Chyba zamieszałem, ale chodzi o to, że apsy wychodzą wiele częściej, więc
mają krótszy czas życia. Z produktu na produkt widać poprawę. Pełne klatki
są aktualnie raz na kilka lat - tak 2-3, ale jak już pojawił się taki D3
to ludzie się śmiali z ISO zylion :) Tak, że wciąż, przy podobnym poziomie
technologicznym FX może mieć albo wiele więcej Mpix albo lepsza czułość.
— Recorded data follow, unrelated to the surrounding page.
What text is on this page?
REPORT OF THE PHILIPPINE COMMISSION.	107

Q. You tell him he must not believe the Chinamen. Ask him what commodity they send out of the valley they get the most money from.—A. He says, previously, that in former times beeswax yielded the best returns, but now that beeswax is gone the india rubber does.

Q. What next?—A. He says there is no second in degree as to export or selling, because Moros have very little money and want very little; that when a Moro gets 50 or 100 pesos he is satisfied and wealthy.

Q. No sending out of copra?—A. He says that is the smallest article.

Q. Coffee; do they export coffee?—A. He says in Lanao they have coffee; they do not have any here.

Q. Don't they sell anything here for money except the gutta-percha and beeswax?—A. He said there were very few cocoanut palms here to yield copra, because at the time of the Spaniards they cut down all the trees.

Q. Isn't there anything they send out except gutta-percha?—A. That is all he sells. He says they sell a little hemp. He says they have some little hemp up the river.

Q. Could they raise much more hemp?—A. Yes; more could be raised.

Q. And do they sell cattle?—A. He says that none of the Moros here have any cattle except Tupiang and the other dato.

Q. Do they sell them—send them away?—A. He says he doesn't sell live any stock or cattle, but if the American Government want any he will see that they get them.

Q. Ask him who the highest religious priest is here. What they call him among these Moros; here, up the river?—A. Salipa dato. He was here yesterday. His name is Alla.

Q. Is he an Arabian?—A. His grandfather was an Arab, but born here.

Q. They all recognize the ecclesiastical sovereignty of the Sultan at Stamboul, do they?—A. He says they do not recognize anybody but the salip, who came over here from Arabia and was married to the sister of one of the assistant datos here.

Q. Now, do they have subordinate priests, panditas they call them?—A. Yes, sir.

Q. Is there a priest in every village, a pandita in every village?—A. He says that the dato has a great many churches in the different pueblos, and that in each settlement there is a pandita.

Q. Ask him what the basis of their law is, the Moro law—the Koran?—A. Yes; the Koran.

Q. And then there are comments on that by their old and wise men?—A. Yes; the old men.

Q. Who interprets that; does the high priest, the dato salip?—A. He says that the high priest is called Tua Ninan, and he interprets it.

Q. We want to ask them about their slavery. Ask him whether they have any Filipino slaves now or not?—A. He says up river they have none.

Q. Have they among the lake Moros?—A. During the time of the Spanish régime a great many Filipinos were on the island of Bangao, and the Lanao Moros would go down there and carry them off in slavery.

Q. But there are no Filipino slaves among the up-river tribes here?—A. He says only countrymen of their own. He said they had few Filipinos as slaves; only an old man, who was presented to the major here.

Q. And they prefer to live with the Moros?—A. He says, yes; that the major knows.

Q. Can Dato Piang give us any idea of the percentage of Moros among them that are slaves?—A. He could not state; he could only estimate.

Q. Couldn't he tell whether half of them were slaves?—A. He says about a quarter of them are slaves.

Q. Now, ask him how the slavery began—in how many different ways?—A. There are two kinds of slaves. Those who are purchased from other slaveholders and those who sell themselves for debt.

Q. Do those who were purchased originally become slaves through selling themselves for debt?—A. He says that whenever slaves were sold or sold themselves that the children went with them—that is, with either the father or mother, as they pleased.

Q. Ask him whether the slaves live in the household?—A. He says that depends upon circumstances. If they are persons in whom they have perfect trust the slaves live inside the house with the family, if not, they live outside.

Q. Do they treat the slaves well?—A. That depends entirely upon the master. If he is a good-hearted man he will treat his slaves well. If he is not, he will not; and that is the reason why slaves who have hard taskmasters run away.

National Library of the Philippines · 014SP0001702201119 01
To pierwsze i tak przekłada się na mniej szumne iso, tyle, że trzeba
jeszcze przeskalować rozsądnie.
> Stan aktualny jest taki, że pod
> względem dynamiki w najlepszych dostępnych na rynku konstrukcjach różnicy
> praktycznie nie ma. I nie obchodzi mnie, czy te konstrukcje mają 3
> miesiące czy 30 - ważne jest to, jakie dają się kupić w aktualnie
> dostępnych aparatach.
Stan aktualny jest też taki, że wszelkie pełnoklatkowce nie są produktami
bardzo nowymi. Nie wierzę, że zmieniasz zdanie ot tak z każdą premierą
sprzętu :)
>> Ale wiesz, że fizyki to nie oszukasz. Dobry wizjer musi mieć wielkość.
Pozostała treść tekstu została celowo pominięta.